Sequencing centres around the world have now determined the complete genome sequences of more than 600 organisms. These efforts have resulted in huge amounts of sequence data that are still growing rapidly. The challenges are to find out in detail what genes and other signals these sequences consist of, and what the form and function of the gene products are. Computational analyses of the sequences can often answer many of these questions, and is a great help for later experimental biochemical work. The group is therefore working closely with other groups that study genes using advanced molecular biology methods.
We are using computers to analyse genome sequences to find new genes and determine their function. Advanced statistical and computational tools are used and developed to find patterns and particular sequences that indicate the presence of genes and regulatory elements. In order to identify new relationships between genes, improved methods are being developed to compare sequences and to search sequences databases. The group is also creating databases with information about genes of particular interest, e.g. genes involved in DNA repair.
We are working together with other research groups, in particular the groups in CMBN working on DNA repair. Usually we are only able to predict things about the genes, and experimental molecular biology work in the lab is therefore necessary to verify or invalidate our hypotheses.
For a long time, we have been working with rapid and sensitive methods to perform homology searches, but now we are interested in a range of other problems as well, as can be seen from the project list below.
Methods for rapid and sensitive sequence similarity searches
Novel tools for rapid and sensitive sequence database similarity searches have been developed in the group and they are now available at www.paralign.org. Parallelisation and advanced hardware features are exploited to get the highest performance. We have developed a very rapid parallel implementation of the Smith-Waterman algorithm and the new ParAlign algorithm - a combined rapid and sensitive sequence similarity search tool. Both these methods exploit parallel technology known as SIMD or multimedia technology. The PARALIGN software is distributed by Sencel Bioinformatics. We have also contributed to the sequence homology networks that are a new feature of the PubGene system.
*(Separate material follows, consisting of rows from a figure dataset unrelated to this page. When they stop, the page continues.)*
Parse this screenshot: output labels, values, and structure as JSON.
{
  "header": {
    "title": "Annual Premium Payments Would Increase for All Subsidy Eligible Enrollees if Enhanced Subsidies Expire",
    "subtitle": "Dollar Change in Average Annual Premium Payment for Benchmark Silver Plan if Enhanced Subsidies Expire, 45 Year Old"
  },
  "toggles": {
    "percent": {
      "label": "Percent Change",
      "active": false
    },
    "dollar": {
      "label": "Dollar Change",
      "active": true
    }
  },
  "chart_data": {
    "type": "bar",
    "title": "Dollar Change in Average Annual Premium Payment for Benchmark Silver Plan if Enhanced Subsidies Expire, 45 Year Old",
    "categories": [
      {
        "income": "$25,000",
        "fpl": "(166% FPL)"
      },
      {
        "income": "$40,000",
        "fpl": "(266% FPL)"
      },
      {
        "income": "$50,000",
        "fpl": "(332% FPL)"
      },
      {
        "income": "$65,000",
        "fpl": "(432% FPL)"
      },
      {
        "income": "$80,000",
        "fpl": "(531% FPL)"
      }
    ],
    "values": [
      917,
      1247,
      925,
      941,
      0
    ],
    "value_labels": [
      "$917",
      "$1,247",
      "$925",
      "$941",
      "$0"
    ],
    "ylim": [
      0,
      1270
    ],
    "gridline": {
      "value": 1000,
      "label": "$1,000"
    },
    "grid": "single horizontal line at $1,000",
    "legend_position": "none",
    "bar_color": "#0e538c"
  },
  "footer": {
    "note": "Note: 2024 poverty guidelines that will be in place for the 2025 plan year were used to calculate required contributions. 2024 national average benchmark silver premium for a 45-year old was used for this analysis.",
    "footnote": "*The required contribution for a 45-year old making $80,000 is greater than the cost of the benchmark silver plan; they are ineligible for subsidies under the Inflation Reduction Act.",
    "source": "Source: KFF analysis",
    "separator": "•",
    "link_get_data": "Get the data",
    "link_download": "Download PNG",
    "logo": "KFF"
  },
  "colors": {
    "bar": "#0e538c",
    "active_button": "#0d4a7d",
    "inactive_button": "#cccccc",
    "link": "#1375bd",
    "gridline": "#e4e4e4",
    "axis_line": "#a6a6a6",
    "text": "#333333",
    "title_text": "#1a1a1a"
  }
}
Predicting the function of genes by comparing genomes
The availability of a large number of different completely sequenced genomes makes it possible to predict the function of genes by comparing the genomes. By looking of the patterns of which genes that are present and absent in the different genomes, it is possible to predict which genes are related. One can also look at which genes are consistently located close to each other on the genome. Another challenge is to identify which genes are orthlogs and paralogs to each other across organisms.
Identification, classification, and databasing of DNA repair genes
General sequence analysis and computational identification of new DNA repair genes are important topics where the group collaborates closely with other CMBN groups. We are also creating a web portal with an underlying database containing information on genes involved in DNA repair. We are developing and using methods for identifying novel repair genes, both using advanced homology approaches, and by exploiting the information derived from complete genome sequences from a large number of different organisms. We have recently published a classification of bacterial AlkB proteins (Res. Microbiol. 2003).
The image above illustrates distribution within human cells of a protein (APEX2) similar in sequence to DNA repair endonucleases, visualised by fusing the protein with an Enhanced Green Fluorescent Protein (EGFP). The protein was initially identified by computational methods. (Image by Luisa Luna)
Modelling the 3D structure of DNA repair proteins
A protein 3D structure visualisation and modelling lab is being established. The aim is to model DNA repair enzymes using homology modelling, in order to understand the molecular mechanisms involved. This work is carried out in close collaboration with Magnar Bjørås' structural biology group.
Identification of non-coding RNA genes
The group is developing computational methods to identify new members of an interesting class of genes that does not encode proteins, but stable and functional non-coding RNA genes (ncRNAs). Apart from tRNAs and rRNAs these include microRNAs, tmRNAs and many more very important genes. In addition to identifying new groups of ncRNAs we are also improving the systematic annotation of tRNAs and rRNAs in genomes (Microbiology 2004) as can be seen in the CBS GenomeAtlas.
A CBS GenomeAtlas showing the DNA Atlas from Listeria monocytogenes strain 4b. Note the skewed distribution of the bases, possibly corresponding to the direction of replication. Predictions of tRNAs and rRNAs are also available.
An RNA secondary structure model consists of loops and of stems formed by pairing bases. (Note that uracil is represented by a T in this figure, as opposed to the usual U.)